Watching a child have an asthma attack is one of the scariest and worst things you can witness, especially when you have no clue on what to do or how to help the child. One of the first symptoms of an asthma attack is always their struggle to breathe, then perhaps some coughing, belly ache and wheezing. If nothing is done immediately then the symptoms will steadily get worse.
At this point, panicking is the worst thing you can do as the adult, because the child is already scared and, in some discomfort, what he/she needs is a calm and InControl person to comfort and reassure them that everything will be fine and to help them calm down and gain back control of their breathing if possible.
So, here are some steps to take to help you help a child during an asthma attack.
- The first and best thing to do is a take a few seconds to calm yourself down and not panic, because your panicking will only make things worse for the child.
- Then get the child to take a puff from their reliever inhaler, the advised dose is to take a puff once every 30 seconds to 60 seconds for a total of 10 puffs, having an asthma spacer (a device used to the ease of administering aerosolized medication from a metered-dose inhaler), helps you determine the correct usage.
- If after 6 to 7 puffs the child is still feeling breathless and in discomfort, call an ambulance immediately to be on the safe side so that the child can receive medical attention, it’s better to say sorry to the ambulance staff if after getting to 10 puffs before they get there, the child is all better. Than to regret calling only after getting to 10 puffs and have them arrive late with traffic excuses and your child paying the price.
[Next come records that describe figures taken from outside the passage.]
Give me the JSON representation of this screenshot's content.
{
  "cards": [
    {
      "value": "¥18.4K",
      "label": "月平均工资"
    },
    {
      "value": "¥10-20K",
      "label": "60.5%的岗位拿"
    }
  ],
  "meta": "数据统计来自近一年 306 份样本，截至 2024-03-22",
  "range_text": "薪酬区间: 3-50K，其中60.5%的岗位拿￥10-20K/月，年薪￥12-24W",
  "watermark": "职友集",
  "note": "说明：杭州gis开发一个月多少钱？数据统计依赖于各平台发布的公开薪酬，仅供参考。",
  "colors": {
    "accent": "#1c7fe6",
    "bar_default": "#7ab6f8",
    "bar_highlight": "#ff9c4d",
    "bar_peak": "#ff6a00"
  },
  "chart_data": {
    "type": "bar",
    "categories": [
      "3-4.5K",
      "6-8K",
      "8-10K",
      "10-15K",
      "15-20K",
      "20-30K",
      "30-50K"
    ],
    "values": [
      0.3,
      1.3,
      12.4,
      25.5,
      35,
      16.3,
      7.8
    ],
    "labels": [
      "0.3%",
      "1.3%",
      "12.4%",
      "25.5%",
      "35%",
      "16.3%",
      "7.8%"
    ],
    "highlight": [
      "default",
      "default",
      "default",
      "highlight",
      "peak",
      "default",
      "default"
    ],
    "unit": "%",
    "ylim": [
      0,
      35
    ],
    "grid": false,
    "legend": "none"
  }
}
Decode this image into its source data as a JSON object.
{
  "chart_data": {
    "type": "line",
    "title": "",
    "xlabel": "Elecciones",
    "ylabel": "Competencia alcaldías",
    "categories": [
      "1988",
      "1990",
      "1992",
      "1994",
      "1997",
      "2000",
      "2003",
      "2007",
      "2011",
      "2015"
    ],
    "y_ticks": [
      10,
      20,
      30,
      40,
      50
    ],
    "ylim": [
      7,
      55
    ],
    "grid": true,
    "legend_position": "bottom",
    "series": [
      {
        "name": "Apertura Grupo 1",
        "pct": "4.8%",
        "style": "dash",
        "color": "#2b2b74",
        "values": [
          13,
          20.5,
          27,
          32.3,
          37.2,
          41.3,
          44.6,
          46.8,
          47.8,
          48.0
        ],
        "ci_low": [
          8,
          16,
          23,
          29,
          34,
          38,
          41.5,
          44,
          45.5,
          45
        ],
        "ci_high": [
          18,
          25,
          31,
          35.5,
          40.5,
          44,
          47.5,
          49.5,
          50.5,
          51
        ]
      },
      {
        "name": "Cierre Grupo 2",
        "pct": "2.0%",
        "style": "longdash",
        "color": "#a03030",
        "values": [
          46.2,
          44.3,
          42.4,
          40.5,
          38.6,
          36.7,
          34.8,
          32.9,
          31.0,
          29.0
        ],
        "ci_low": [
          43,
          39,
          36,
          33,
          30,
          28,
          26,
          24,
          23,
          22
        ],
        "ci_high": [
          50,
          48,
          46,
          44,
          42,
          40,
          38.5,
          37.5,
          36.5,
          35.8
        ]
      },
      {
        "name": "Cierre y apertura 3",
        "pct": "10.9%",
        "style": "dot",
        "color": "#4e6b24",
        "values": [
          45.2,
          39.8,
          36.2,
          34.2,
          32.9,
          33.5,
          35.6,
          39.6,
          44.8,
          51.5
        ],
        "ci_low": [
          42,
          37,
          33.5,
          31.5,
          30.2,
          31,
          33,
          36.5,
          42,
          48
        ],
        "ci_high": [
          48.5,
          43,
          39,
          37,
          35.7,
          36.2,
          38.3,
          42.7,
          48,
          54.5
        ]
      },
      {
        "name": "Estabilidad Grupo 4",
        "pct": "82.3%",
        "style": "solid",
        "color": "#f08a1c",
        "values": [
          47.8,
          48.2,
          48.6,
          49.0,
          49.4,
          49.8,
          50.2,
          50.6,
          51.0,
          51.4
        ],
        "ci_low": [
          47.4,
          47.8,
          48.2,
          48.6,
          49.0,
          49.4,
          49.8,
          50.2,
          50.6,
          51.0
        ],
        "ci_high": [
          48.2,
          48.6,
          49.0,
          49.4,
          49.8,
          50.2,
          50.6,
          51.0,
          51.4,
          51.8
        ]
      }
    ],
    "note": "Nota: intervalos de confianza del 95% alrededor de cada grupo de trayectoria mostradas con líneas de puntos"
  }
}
- Of cause if for any reason you don’t have the inhaler with you or if the inhaler is empty, then there is no time to waste at all, get on the phone as soon as possible to call an ambulance for help, you can take into account your location and distance to the nearest clinic or hospital too, if you believe you can get your child there much faster than waiting around for an ambulance, then hurry up and go. While staying calm and doing your best to comfort the child in your care.
What to do after the symptoms of the asthma attack as improved.
After you have been successful in helping your child or a child in your care regain his or her breathing, it is still very important to make an appointment with the child’s paediatrician or inform the parent of the child in your care to make the appointment for a follow up check up within 24 hours of the initial asthma attack.
This follow up will allow the paediatrician to do a full check up to determine what triggered the asthma attack in the first place and to figure out if the child needs a higher dosage or if the medication needs to change completely, and to advise you on what you need to do to help prevent or reduce any future asthma attacks triggered by what ever triggered it this time around.
I wish your child good luck and good health.